A 33 percent surge by the benchmark index last year drove the stock market’s value to $223 billion on Dec. 31, compared with the nation’s 2012 GDP of $257 billion, data compiled by Bloomberg show. Expectations the nation will win an investment-grade sovereign rating helped drive the value of Philippine stocks to a record $247 billion on Feb. 8.
“It’s just a matter of time for the market cap to overtake GDP given the level of interest from local and overseas investors,” said Garcia, who helps manage $19 billion at BPI Asset. “The market’s high multiple is a signal investors have high confidence that the economy will be better in the next 12 to 24 months.”
The Philippine stock index jumped 1.8 percent yesterday to a record 6,835.21. It fell 1.6 percent at the 3:30 p.m. close in Manila, the sharpest loss in eight months. The gauge has climbed 294 percent since October 2008 through March 5, making it the world’s biggest equity bull market. That’s at least 134 percentage points more than every other bull market in emerging and developed nations, data compiled by Bloomberg show.
Philippine GDP is forecast to grow at as much as 7 percent in real terms this year as President Benigno Aquino plans to boost spending to a record and seek more than $17 billion of infrastructure investments, Economic Planning Secretary Arsenio Balisacan said on Jan. 31. The economy grew 6.6 percent in 2012, after a 3.9 percent expansion in 2011.
The nation’s credit rating, at speculative grade, will probably be upgraded in the first half, central bank Governor Amando Tetangco said in a Bloomberg Television interview on Jan. 25. Standard & Poor’s raised its outlook to positive from stable on Dec. 20, citing the stability of Aquino’s administration and economic growth.

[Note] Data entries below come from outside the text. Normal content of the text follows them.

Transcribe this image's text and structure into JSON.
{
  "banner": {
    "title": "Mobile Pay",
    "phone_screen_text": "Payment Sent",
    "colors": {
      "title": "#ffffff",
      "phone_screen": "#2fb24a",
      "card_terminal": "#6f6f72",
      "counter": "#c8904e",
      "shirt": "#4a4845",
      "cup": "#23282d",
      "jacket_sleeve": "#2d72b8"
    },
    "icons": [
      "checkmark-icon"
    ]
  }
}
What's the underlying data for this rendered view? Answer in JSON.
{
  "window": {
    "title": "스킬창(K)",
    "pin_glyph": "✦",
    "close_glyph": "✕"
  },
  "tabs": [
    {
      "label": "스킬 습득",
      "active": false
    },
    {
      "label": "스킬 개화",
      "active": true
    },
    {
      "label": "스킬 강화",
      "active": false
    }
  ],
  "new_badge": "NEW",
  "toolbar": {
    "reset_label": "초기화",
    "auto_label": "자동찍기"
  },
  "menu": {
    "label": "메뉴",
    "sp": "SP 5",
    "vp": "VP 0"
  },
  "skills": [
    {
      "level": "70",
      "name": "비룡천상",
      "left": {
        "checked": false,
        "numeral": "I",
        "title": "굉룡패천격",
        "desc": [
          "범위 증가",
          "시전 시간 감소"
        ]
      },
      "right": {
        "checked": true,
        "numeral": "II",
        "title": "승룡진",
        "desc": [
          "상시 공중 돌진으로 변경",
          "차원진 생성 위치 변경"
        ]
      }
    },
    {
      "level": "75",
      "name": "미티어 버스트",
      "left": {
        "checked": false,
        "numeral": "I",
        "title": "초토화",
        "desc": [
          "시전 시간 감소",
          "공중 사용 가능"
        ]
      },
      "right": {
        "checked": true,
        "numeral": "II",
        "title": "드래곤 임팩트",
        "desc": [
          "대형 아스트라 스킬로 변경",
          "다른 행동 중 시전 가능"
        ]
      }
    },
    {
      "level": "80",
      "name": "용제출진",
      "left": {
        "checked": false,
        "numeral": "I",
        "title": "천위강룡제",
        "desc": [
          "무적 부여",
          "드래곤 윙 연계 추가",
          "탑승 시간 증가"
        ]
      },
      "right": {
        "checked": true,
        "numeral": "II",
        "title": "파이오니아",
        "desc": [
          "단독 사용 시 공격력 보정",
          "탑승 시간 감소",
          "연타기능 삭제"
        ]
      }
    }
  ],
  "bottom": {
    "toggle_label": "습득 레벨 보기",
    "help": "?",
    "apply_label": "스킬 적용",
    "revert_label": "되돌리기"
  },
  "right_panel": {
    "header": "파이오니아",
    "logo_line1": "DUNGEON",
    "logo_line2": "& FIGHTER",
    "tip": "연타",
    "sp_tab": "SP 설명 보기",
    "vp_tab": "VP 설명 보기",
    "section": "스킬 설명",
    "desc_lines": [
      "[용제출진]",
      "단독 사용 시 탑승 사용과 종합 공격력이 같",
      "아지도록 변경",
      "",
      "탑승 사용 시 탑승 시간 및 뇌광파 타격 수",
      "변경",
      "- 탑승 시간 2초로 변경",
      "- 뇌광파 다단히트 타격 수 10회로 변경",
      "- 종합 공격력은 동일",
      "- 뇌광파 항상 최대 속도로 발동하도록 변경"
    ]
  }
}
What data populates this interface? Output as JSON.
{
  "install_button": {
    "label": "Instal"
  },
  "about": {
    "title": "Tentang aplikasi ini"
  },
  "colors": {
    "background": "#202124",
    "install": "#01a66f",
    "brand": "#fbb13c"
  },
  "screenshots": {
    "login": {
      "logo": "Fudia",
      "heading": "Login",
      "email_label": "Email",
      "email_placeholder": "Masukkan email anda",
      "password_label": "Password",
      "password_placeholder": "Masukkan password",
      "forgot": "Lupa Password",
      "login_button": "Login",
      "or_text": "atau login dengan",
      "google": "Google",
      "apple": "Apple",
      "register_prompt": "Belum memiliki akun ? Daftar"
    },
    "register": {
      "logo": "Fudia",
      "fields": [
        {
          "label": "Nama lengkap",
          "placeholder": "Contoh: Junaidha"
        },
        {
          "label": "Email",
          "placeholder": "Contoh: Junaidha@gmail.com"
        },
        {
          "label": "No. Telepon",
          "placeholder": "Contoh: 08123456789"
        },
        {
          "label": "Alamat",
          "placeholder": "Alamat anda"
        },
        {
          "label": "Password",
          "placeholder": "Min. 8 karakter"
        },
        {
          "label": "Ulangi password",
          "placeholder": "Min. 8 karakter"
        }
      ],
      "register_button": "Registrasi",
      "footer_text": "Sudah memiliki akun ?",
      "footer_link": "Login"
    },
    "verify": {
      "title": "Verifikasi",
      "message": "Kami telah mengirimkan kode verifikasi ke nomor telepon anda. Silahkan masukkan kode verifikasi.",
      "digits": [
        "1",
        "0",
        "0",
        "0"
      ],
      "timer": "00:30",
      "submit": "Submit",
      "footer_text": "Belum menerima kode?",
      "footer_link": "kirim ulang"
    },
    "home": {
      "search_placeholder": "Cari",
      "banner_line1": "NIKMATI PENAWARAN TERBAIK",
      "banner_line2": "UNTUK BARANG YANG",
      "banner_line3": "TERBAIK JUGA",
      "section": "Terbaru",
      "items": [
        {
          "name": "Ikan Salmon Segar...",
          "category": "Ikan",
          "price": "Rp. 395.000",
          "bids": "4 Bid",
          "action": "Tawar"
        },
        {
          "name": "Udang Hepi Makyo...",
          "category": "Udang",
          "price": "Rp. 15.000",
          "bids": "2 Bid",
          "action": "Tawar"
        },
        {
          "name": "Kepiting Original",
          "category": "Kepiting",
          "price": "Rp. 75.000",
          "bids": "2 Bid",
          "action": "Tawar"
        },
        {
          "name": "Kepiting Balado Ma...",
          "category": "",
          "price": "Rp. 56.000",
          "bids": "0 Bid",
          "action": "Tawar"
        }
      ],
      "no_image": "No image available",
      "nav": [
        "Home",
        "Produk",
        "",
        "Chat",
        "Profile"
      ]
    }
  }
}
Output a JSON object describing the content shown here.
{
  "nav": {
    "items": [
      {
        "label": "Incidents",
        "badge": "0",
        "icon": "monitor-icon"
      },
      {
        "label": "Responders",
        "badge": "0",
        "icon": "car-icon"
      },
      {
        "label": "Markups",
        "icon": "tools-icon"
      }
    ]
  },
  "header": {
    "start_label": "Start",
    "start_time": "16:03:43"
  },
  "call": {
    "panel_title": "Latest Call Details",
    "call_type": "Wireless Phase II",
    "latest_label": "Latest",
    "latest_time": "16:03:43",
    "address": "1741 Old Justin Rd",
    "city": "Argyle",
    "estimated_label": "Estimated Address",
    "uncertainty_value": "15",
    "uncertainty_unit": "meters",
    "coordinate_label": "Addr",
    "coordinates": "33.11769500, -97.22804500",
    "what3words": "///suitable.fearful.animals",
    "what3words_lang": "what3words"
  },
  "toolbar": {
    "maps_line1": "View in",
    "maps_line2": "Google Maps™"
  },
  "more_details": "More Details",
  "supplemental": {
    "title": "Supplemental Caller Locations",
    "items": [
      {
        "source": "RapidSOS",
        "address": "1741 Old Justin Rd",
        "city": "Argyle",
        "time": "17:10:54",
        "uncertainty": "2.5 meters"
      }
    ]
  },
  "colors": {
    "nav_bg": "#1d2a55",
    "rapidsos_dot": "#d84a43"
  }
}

Foreign investors purchased a net $812 million of shares in Asia’s 12th-biggest stock market this year, 45 percent more than in the same period a year ago, according to Philippine Stock Exchange data compiled by Bloomberg. The nation of about 100 million people recorded $2.5 billion of inflows last year, the most since Bloomberg began tracking the data in 2000.
Marvin Fausto, the chief investment officer at BDO Unibank Inc., the nation’s biggest fund manager, says “elevated” share prices are a hurdle to the nation’s equity-market capitalization surpassing GDP this year.
“Maybe it will happen next year,” Fausto, who helps manage about $20 billion, said in an interview at an investor conference in the southern city of Samal on March 2. “I don’t expect the market cap to grow by another 10 percent from here. Share prices are approaching overvaluation. Earnings have to catch up with share prices and valuations to become reasonable.”
Surging demand for equities drove the Philippine Stock Exchange Index’s valuation last month to 21.7 times reported earnings, the highest level since December 2003 and a premium to the 15.2 multiple 10-year average, data compiled by Bloomberg show. The Philippine gauge now trades for 21.1 times reported earnings.
Earnings per share at companies in the Philippine Stock Exchange Index are forecast to grow 12.3 percent in 2013, an acceleration from last year’s 10 percent expansion, according to data compiled by Bloomberg.
BPI Asset’s Garcia said he’s holding more consumer, infrastructure developer and bank shares than are represented on benchmark indexes. He’s underweight telecommunications, energy and utilities that are expected to give relatively lower returns in an expanding economy.
“We don’t think the market is overvalued yet at these levels,” Garcia said. “Any pullback in the market we will take it as a buying window at this point. Less cyclical sectors will lag the market rally and those that will outperform are those with strong links to the economy and beneficiaries of all-time low interest rates.”